What Was Chief Justice John Roberts Thinking?

Anna Rittgers

In his statement from the bench today, Justice Kennedy said that in the view of the dissent: “the entire Act before us is invalid in its entirety.”

So what happened?  Why did Chief Justice Roberts side with the left-leaning judges?  My guess is that Roberts was afraid of the blow-back that the Supreme Court may receive for invalidating the whole thing.  It appears that he chose popularity over principle.  That’s not his role – he is a steward of the Constitution, not a candidate for class president.

My initial reaction:  this decision hinged on Roberts’ desire to be seen as a uniter, not a divider, on the Court.  This is a violation of his oath to read the Constitution and to faithfully interpret those laws within the paradigm of the Constitution, and a failure to call balls and strikes as an impartial umpire – his own words during his confirmation hearings.
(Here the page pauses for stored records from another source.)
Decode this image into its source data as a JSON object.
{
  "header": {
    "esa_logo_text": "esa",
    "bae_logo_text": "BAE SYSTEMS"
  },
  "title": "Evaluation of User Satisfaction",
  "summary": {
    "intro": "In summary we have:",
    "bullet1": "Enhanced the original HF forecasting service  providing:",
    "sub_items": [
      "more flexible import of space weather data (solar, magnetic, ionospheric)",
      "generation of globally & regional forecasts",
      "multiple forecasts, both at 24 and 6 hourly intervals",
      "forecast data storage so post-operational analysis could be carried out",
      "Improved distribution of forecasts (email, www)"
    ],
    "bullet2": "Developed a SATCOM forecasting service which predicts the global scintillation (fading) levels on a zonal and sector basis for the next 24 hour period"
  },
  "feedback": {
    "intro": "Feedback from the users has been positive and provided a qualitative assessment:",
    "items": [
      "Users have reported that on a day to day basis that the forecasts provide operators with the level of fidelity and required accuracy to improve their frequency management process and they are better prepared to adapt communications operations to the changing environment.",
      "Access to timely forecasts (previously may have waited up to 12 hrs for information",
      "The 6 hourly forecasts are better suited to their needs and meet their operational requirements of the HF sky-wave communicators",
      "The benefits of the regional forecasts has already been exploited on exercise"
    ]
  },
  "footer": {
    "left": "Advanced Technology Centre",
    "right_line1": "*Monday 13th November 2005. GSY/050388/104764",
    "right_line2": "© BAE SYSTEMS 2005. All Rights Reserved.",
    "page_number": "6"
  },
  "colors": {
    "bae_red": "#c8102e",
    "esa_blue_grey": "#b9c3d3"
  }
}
The Chief Justice may think he's thrown limited government proponents a bone by limiting the Commerce Clause, but by embracing the notion that the Affordable Care Act’s mandate is a tax – an argument roundly defeated in the lower courts – Chief Justice Roberts has set the groundwork for the next avenue of an expansive federal government at the expense of individual liberty.

The decision also shows that Chief Justice Roberts proved susceptible to progressives' preemptive attacks on the Supreme Court, threatening to delegitimize the Court in the public eye if the Affordable Care Act were overturned. 

What does this mean?  Advocates of big government will now argue that the Congress can compel nearly anything of its citizens (read:  subjects) under the rationale that if you don't do it, we can tax you. 

This is an unexpected – and deeply disappointing – embrace of an obscure and unfounded argument in support of the Affordable Care Act.